The objective of the TRAINS database is to increase transparency and understanding about regulations and trade control measures. UNCTAD coordinates the international effort to reduce the transparency gap. Key partners are the African Development Bank, ALADI secretariat (from Latin America), ERIA (ASEAN), ITC, the World Bank and WTO. UNCTAD is also grateful for financial support from Canada, the European Commission, Germany, GRIPS (from Japan), Japan, the Russian Federation and the United States.

Among many other useful functions, TRAINS enables policy makers, companies and researchers to view the incidence and types of NTMs by product. For instance, which labelling is required for exports of canned fruits exported from country A to country B? Researchers can use the data to assess the impact of NTMs on international trade.

The data has been collected from official sources, mainly national laws and regulations. Measures are classified according to the International Classification of NTMs (developed by UNCTAD and the MAST group) at the most detailed level and the Harmonized System (HS) classification at the national tariff line level. It includes links to original documents and descriptive statistics. The data is provided systematically by country, type of NTM, affected product and partner country and has about 30 variables including the source of information, dates, textual descriptions etc. The interface is a version of WTO's I-TIP, which has been developed by the WTO for notifications.

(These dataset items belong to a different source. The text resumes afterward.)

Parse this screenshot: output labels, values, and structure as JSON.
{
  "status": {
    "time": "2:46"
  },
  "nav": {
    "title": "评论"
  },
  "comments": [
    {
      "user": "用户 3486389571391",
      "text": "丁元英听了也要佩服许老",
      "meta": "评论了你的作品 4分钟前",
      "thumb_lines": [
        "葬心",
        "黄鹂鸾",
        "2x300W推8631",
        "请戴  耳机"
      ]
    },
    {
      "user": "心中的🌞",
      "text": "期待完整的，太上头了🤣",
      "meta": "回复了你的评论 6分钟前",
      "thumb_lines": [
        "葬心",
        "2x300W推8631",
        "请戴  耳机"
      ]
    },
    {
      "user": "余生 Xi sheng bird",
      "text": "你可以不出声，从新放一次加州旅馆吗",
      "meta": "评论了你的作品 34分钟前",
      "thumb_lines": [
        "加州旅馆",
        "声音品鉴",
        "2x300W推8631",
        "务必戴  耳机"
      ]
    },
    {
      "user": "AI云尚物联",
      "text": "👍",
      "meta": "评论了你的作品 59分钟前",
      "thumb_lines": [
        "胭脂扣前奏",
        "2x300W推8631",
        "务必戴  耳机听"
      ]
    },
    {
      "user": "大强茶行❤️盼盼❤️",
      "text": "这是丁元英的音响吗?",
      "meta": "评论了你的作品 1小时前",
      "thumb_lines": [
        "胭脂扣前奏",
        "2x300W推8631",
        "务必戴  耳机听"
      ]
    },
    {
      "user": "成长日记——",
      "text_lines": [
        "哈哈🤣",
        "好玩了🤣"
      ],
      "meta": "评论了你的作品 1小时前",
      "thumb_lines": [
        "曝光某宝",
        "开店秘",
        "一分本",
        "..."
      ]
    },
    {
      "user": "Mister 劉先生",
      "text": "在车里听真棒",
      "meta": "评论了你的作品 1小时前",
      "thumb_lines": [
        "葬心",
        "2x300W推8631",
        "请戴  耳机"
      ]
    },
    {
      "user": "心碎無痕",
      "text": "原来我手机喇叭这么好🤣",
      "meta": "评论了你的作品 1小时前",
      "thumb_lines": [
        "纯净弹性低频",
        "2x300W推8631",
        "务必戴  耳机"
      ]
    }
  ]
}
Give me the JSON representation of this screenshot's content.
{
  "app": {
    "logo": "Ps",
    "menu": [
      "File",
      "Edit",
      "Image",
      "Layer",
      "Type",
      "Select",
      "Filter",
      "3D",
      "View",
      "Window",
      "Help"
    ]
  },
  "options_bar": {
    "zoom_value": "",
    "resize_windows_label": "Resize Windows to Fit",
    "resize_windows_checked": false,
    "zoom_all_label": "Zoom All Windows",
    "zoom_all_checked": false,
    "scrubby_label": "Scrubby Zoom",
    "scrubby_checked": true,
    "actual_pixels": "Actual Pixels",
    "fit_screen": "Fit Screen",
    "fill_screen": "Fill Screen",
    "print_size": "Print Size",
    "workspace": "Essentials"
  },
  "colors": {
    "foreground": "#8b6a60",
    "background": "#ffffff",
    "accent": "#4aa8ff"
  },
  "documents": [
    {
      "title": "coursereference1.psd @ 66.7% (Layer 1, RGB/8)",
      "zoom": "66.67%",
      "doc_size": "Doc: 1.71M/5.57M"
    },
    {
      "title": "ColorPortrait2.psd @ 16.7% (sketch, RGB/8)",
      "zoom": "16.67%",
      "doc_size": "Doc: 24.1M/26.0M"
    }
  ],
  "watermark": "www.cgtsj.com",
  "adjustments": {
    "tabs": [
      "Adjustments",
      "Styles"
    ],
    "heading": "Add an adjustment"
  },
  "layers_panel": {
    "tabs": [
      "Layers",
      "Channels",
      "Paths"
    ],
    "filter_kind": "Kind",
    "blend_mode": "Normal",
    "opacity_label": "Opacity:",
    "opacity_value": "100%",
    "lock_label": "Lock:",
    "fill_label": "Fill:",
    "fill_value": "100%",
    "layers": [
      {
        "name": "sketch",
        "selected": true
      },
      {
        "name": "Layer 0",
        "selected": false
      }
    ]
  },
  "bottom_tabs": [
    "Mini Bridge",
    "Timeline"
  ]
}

Available countries: Afghanistan, Argentina, Australia, Benin, Burkina Faso, Bolivia, Brazil, Brunei Darussalam, Canada, Chile, China, Cote d'Ivoire, Colombia, Cape Verde, Costa Rica, Cuba, Ecuador, Ethiopia, European Union, Ghana, Guinea, Gambia, Guatemala, Honduras, Indonesia, India, Japan, Kazakhstan, Cambodia, Lao People's Democratic Republic, Liberia, Sri Lanka, Mexico, Mali, Myanmar, Malaysia, Niger, Nigeria, Nicaragua, Nepal, New Zealand, Pakistan, Panama, Peru, Philippines, Paraguay, Senegal, Singapore, El Salvador, Togo, Thailand, Tajikistan, Uruguay, United States of America, the Bolivarian Republic of Venezuela, Vietnam.